“L’educazione alimentare deve entrare a far parte dell’insegnamento nelle scuole di ogni ordine e grado in maniera obbligatoria”. A lanciare questo appello al governo è Carlin Petrini, il gastronomo e fondatore dell’associazione Slow Food. La petizione gira da qualche settimana ma domenica, il 75enne ideatore di “Terra Madre” ha scelto di proporre con forza la sua richiesta accanto a un sostenitore che come lui da anni parla dell’importanza del cibo: Enzo Bianchi, il monaco fondatore della comunità di Bose.

Nell’ex fienile della fraternità di “Casa della madia” a pochi chilometri da Ivrea, i due piemontesi presentano il progetto ad un pubblico di laici e cattolici. “Le scelte alimentari che compiamo più volte al giorno – spiega Petrini nell’appello realizzato da “Slow Food”, dall’Università di scienze gastronomiche di Pollenzo ma promosso anche dal Politecnico e dall’Università degli studi di Torino e da quella del Piemonte orientale – possono diventare un’importante leva di cambiamento. Affinché ciò avvenga, urge un importante investimento in educazione alimentare, che fornisca ai giovani gli strumenti per diventare protagonisti del proprio futuro. L’educazione alimentare permette di riscoprire il piacere del cibo, di comprenderne il valore, di conoscere il modo in cui viene prodotto, trasformato e distribuito, di capirne le dinamiche sociali, culturali, economiche e ambientali. Attraverso l’educazione alimentare e i comportamenti alimentari virtuosi di tutti noi, la tavola può diventare un luogo di consapevolezza e piacere, e l’ambito in cui la conversione ecologica prende corpo in maniera più rapida, efficace, concreta e quotidiana”.

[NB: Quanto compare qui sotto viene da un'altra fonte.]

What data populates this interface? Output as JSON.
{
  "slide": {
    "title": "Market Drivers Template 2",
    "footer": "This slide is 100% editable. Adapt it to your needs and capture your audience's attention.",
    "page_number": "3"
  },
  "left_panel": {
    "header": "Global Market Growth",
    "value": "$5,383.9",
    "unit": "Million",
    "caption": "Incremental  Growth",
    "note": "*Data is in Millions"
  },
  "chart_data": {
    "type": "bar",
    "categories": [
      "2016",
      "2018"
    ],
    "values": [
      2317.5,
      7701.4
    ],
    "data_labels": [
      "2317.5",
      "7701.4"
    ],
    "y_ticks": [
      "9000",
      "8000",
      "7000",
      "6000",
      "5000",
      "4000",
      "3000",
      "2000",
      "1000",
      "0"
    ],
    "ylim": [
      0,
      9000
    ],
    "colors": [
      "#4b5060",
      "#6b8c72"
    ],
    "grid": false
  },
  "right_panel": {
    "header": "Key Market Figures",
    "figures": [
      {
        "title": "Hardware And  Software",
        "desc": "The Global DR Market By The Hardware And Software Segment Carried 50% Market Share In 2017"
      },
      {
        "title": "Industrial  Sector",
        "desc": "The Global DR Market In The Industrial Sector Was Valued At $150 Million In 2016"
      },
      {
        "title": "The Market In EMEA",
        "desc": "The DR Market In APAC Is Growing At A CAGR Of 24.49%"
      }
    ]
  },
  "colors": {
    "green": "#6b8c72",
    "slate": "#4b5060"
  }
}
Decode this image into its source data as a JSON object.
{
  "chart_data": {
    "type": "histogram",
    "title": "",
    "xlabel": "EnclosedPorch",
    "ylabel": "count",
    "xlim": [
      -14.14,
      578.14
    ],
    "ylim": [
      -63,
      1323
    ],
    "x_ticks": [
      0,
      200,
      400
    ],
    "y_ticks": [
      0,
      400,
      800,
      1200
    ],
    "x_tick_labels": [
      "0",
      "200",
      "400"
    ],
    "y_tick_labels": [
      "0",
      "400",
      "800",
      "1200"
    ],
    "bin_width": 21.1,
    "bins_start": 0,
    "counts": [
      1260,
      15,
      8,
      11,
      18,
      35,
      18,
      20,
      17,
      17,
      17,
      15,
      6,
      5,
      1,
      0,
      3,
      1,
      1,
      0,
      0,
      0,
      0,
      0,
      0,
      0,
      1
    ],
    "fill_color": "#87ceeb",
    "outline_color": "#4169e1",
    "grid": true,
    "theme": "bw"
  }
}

Petrini punta a coinvolgere molte altre persone e realtà, perché è convinto che solo con l’unione si può davvero fare la differenza. Il gastronomo e il monaco sono persuasi che non basti l’ora di educazione civica: “Oggi si cerca – spiega Petrini a ilfattoquotidiano.it – di mettere tutto nel contenitore dell’educazione alla cittadinanza ma non è così. Non lo è per l’educazione sessuale, ad esempio ma nemmeno per quella alimentare. Abbiamo una generazione che è cresciuta senza più avere quello che un tempo si trasmetteva da madre in figlio. Dobbiamo ripartire dalle fondamenta in un momento in cui queste tematiche sono all’ordine del giorno”.

Parole condivise da Bianchi che a ilfattoquotidiano.it aggiunge: “Le nuove generazioni, a differenza delle vecchie, sono sensibili a questo tema. Bisogna riportarli a dei percorsi in cui vi è la conoscenza del rapporto che ci può essere tra noi, la natura e il cibo che mangiamo. A questo si aggiunge il problema della provenienza, della qualità, di cosa significhi il lavoro di chi lo produce. È una materia che non può stare in educazione civica. Fa parte di quella che io chiamo educazione al rapporto con l’alterità”.

Petrini non si arroga il diritto di avere la bacchetta magica ma qualche proposta ce l’ha per dare avvio a questo processo: “Magari potremmo formare al tema dell’educazione alimentare quei quarantamila docenti che rischieranno di trovarsi senza lavoro a causa del calo demografico oppure legare la scuola al territorio, metterla in dialogo con i contadini, costruire una conoscenza diretta. La salute umana è collegata alla salute del pianeta”.

I due guardano anche al tema del consumo di alcol: “Ai miei tempi la bevuta era l’eccezione di una serata oggi sta diventando quotidiana”, dice Petrini. E il monaco aggiunge: “Lo spritz è un rito, non c’è più il senso di cosa sia il vino. È questione di portare nella scuola una sensibilità che la famiglia spesso non ha più. Abbiamo già perso troppo tempo”.